The majority of the IT budget (over 80%) is typically committed to supporting the existing infrastructure and applications. Even though adopting SOA brings substantial value over the long term, the short-term impact actually increases the support cost in two ways.
First, IT organizations will need to procure additions infrastructure components such as the Enterprise Service Bus, Registry/Repository, SOA Manager, SOA Governance tools, etc. Products like these not only requires upfront initial investment, it also adds one more layer of abstraction (hop) in the existing environment impacting the end-to-end performance.
Second, the support organization shall need to increase headcount and hardware infrastructure to support this next generation of infrastructure.

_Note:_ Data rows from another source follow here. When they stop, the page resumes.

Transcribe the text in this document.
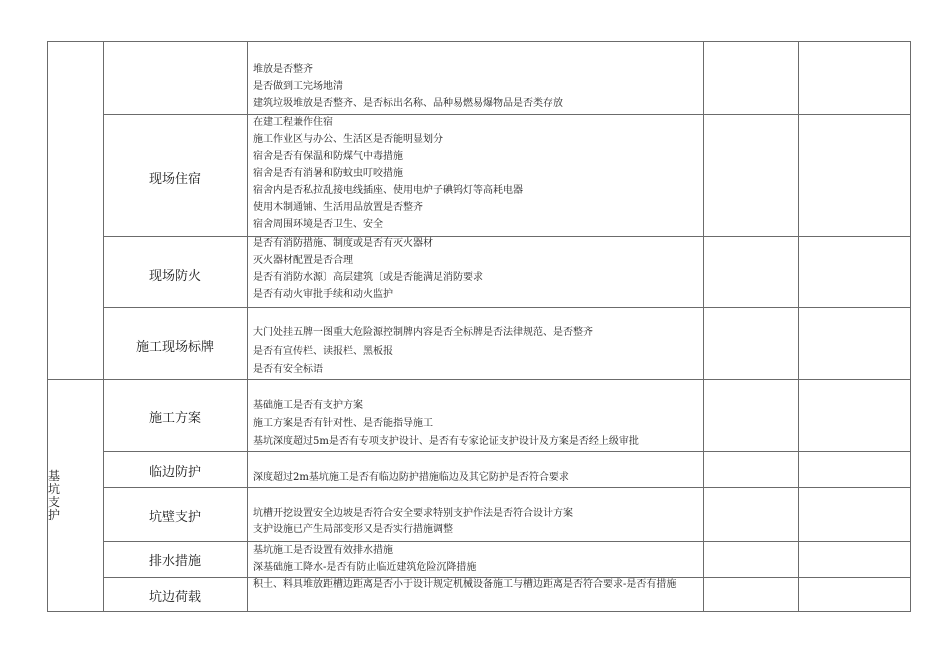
基
坑
支
护
现场住宿
现场防火
施工现场标牌
施工方案
临边防护
坑壁支护
排水措施
坑边荷载
堆放是否整齐
是否做到工完场地清
建筑垃圾堆放是否整齐、是否标出名称、品种易燃易爆物品是否类存放
在建工程兼作住宿
施工作业区与办公、生活区是否能明显划分
宿舍是否有保温和防煤气中毒措施
宿舍是否有消暑和防蚊虫叮咬措施
宿舍内是否私拉乱接电线插座、使用电炉子碘钨灯等高耗电器
使用木制通铺、生活用品放置是否整齐
宿舍周围环境是否卫生、安全
是否有消防措施、制度或是否有灭火器材
灭火器材配置是否合理
是否有消防水源〕高层建筑〔或是否能满足消防要求
是否有动火审批手续和动火监护
大门处挂五牌一图重大危险源控制牌内容是否全标牌是否法律规范、是否整齐
是否有宣传栏、读报栏、黑板报
是否有安全标语
基础施工是否有支护方案
施工方案是否有针对性、是否能指导施工
基坑深度超过5m是否有专项支护设计、是否有专家论证支护设计及方案是否经上级审批
深度超过2m基坑施工是否有临边防护措施临边及其它防护是否符合要求
坑槽开挖设置安全边坡是否符合安全要求特别支护作法是否符合设计方案
支护设施已产生局部变形又是否实行措施调整
基坑施工是否设置有效排水措施
深基础施工降水-是否有防止临近建筑危险沉降措施
积土、料具堆放距槽边距离是否小于设计规定机械设备施工与槽边距离是否符合要求-是否有措施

Even though most of the existing packaged applications are re-architecting their solution to run on the SOA platform, we are still years aways from wide deployment of these next generation applications.
It for this reason, it may make sense for the packaged application vendors to actually focus on retrofitting their previous versions of applications with the SOA infrastructure such as replace proprietary work flow by BPEL or XPDL, service enable (better) some of the business processes/services. It should be done in such a manner that the developers could still use the existing (proprietary) tools, keep the current functionality as is, limit functionality changes and roll this out as a patch release for the existing ERP, CRM applications.
This approach shall accelerate the adoption of SOA within and enterprise. In addition, enterprises shall be willing to pay incremental support to get this capability, a win-win for both the vendors and their customers.